7/23/13

Fifth meeting of the Society for the Study of Economic Inequality (ECINEQ)




The Fifth Meeting of the Society for the Study of Economic Inequality (ECINEQ) will be held at the University of Bari (Italy) from July 22 to July 24, 2013.

The ECINEQ conference provides a forum for a rigorous analysis of inequality, welfare and redistribution issues, both at the theoretical and at the empirical level, as well as for a discussion of the policy implications of the research findings in this field.

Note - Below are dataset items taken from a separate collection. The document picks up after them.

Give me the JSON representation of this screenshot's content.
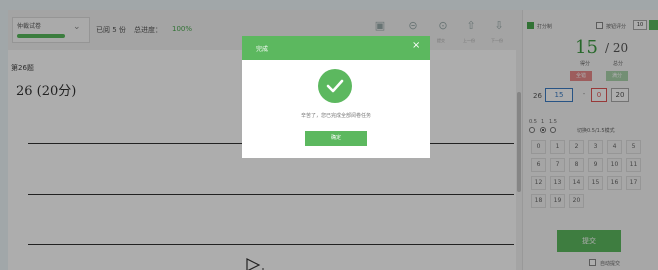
{
  "header": {
    "select_label": "仲裁试卷",
    "done_text": "已阅 5 份",
    "progress_label": "总进度：",
    "progress_value": "100%",
    "toolbar": [
      "提交",
      "上一份",
      "下一份"
    ]
  },
  "question": {
    "number_label": "第26题",
    "title": "26 (20分)"
  },
  "side": {
    "score_mode_label": "打分制",
    "auto_submit_label": "按钮评分",
    "auto_submit_value": "10",
    "score": "15",
    "total": "/ 20",
    "score_caption": "得分",
    "total_caption": "总分",
    "zero_label": "全错",
    "full_label": "满分",
    "q_index": "26",
    "input_value": "15",
    "min_value": "0",
    "max_value": "20",
    "step_labels": [
      "0.5",
      "1",
      "1.5"
    ],
    "step_hint": "切换0.5/1.5模式",
    "keys": [
      "0",
      "1",
      "2",
      "3",
      "4",
      "5",
      "6",
      "7",
      "8",
      "9",
      "10",
      "11",
      "12",
      "13",
      "14",
      "15",
      "16",
      "17",
      "18",
      "19",
      "20"
    ],
    "submit_label": "提交",
    "auto_label": "自动提交"
  },
  "modal": {
    "title": "完成",
    "message": "辛苦了，您已完成全部阅卷任务",
    "ok_label": "确定"
  },
  "colors": {
    "accent": "#5cb85f",
    "score_green": "#3a9a3e",
    "danger": "#e05555"
  }
}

ECINEQ aims at achieving high scholarly standards in both the selection of topics and their debates, whether they concern theoretical issues, empirical analyses or the implementation of policies.
 
 
 
 

Oleg I. Kitov, Ivan O. Kitov

We model the evolution of age-dependent personal money income distribution and income inequality as expressed by the Gini ratio. In our framework, inequality is an emergent property of a theoretical model we develop for the dynamics of the individual income growth with age. The model relates the evolution of personal income to the  individual’s capability to earn money, the size of her work instrument, her work experience and aggregate output growth. Our model is calibrated to the single-year population cohorts as well as the personal incomes data in 10-and 5- year age bins provided by the Census Bureau. We predict the dynamics of personal incomes for every single person in the working-age population in the USA between 1930 and 2011. The model output is then aggregated to construct annual age-dependent and overall personal income distributions (PID) and to compute the Gini ratios. The latter are predicted very accurately - up to 3 decimal places. We show that Gini for people with income is  approximately constant since 1930, which is confirmed empirically. Because of the increasing proportion of people with income between 1947 and 1999, the overall Gini reveals a tendency to decline slightly with time. The age-dependent Gini ratios have different trends. For example, the group between 55 and 64 years of age does not demonstrate any decline in the Gini ratio since 2000. In the youngest age group (from 15 to 24 years), however, the level of income inequality increases with time. We also find that in the latter cohort the average income decreases relatively to the age group with the highest mean income. Consequently, each year it is becoming progressively harder for young people to earn a proportional share of the overall income.